Primary LanguageJupyter NotebookCreative Commons Zero v1.0 UniversalCC0-1.0

Running Disjointness Inference on DBPedia

This guide details the steps to set up and run our scripts for inferring disjointness axioms in the DBPedia ontology, based on the methodology described in our paper.

Introduction

Ontologies often lack explicit disjointness declarations between classes, despite their usefulness for sophisticated reasoning and consistency-checking in Knowledge Graphs. In our study, we explore the potential of Large Language Models (LLMs) to enrich ontologies by identifying and asserting class disjointness axioms. Our approach leverages LLMs through prompt engineering to classify ontological disjointness, validated on the DBpedia ontology.

Prerequisites

To efficiently run the scripts, a local version of DBPedia is required for faster querying.

Setup Instructions

Step 1: Download DBPedia ABox

  1. Download the DBPedia ABox from DBPedia Databus. The en,specific version is recommended.
  2. Note: The downloaded ABox contains information only on rdf:type assertions. To compute the transitive closure according to the ontology (including subclass assertions), an external reasoner is needed. This step, while not strictly necessary, significantly speeds up querying the local triple store.

Step 2: Compute the Transitive Closure

Use Jena RIOT to compute the closure:

$ riot --output=TTL <path_to_dbo_ontology.owl> > <path_to_output_inferred.ttl>

Step 3: Create a Triple Store

  1. Build the database:
$ tdb2.tdbloader --loc=<db_location> <path_to_inferred.ttl>
  1. Launch the triple store with Apache Jena Fuseki:
$ fuseki-server --port 8888 --loc=dbpediatdb /ds

The SPARQL endpoint will be available at http://localhost:8888/#/dataset/ds/query.

Running the Scripts

Step 4: Compute the L Pairs

Run the following command to compute the L pairs:

$ python disjointness_pairs.py -o <path_to_dbpedia_ontology> -s <sparql_endpoint> --output <output_csv_path>

For faster execution, ensure the ontology is in N-Triples format.

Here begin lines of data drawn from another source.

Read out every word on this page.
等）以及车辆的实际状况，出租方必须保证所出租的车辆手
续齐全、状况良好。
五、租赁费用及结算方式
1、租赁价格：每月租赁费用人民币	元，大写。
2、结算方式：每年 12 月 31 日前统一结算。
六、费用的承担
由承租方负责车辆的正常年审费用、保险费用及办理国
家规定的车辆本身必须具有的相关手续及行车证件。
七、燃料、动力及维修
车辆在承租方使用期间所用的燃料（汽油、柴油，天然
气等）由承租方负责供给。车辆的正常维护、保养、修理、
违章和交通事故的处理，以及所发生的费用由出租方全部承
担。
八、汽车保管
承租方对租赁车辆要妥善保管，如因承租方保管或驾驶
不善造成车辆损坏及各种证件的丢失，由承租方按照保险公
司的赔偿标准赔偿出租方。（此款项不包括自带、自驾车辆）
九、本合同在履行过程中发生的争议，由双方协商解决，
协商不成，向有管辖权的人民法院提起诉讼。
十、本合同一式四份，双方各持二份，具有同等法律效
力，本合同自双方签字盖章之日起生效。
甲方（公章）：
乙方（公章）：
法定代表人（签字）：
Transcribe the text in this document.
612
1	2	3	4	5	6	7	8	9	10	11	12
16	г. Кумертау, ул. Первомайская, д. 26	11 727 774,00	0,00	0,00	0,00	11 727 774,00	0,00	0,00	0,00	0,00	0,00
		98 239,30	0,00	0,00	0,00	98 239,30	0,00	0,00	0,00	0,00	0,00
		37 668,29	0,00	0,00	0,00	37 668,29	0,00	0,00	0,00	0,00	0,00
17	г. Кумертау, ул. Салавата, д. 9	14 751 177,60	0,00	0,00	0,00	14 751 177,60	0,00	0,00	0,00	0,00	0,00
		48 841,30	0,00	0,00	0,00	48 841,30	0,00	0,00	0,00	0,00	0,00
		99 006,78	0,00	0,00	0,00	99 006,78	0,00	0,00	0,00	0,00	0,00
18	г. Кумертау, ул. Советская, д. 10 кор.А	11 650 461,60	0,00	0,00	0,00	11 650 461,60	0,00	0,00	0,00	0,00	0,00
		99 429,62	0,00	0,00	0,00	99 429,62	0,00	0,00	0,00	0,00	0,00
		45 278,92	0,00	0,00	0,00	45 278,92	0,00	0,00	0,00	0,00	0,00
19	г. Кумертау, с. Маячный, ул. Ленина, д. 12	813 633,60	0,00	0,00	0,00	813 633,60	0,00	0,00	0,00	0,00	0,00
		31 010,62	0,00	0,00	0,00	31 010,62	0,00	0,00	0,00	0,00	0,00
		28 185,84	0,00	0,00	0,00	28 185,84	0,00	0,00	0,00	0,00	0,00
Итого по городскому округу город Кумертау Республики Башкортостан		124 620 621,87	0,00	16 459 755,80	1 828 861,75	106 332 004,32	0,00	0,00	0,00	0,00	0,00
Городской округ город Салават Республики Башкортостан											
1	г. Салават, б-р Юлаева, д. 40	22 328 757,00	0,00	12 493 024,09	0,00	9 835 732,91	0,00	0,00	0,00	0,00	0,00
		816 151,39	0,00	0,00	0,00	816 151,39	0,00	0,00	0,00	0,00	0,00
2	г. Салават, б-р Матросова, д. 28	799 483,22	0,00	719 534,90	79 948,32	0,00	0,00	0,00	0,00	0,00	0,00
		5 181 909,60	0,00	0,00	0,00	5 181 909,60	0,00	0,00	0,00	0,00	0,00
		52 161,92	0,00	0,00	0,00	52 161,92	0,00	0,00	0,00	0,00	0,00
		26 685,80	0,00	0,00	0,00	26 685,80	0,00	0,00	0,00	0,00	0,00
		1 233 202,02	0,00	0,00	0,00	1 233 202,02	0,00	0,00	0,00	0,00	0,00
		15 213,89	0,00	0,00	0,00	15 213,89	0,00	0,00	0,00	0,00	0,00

Step 5: Infer Disjointness Axioms

Use the LLM to infer disjointness axioms:

$ python infer_disjointness_axioms.py -p <csv_path_of_disjointness_pairs> -o <path_to_dbpedia_ontology> --output <output_csv_path_for_disjoint_classes>

Note: This process can be time-consuming. In our experiments, it took approximately 6 hours to find over 500k axioms.

Step 6: Prune the Axioms

Prune redundant axioms with:

$ python prune_disjointness_axioms.py -d <csv_path_for_disjoint_classes> -o <path_to_dbpedia_ontology> --output <output_ontology_ntriples_format>

In our experiments, we reduced the axioms to approximately 170k.

Conclusion

Following these steps, you can efficiently infer and prune disjointness axioms in the DBPedia ontology, leveraging LLMs for ontology enhancement. For further details, refer to the methodology described in our paper.

This README provides a comprehensive guide for setting up and executing the scripts required to infer and prune disjointness axioms in the DBPedia ontology. For additional information, please refer to our research paper.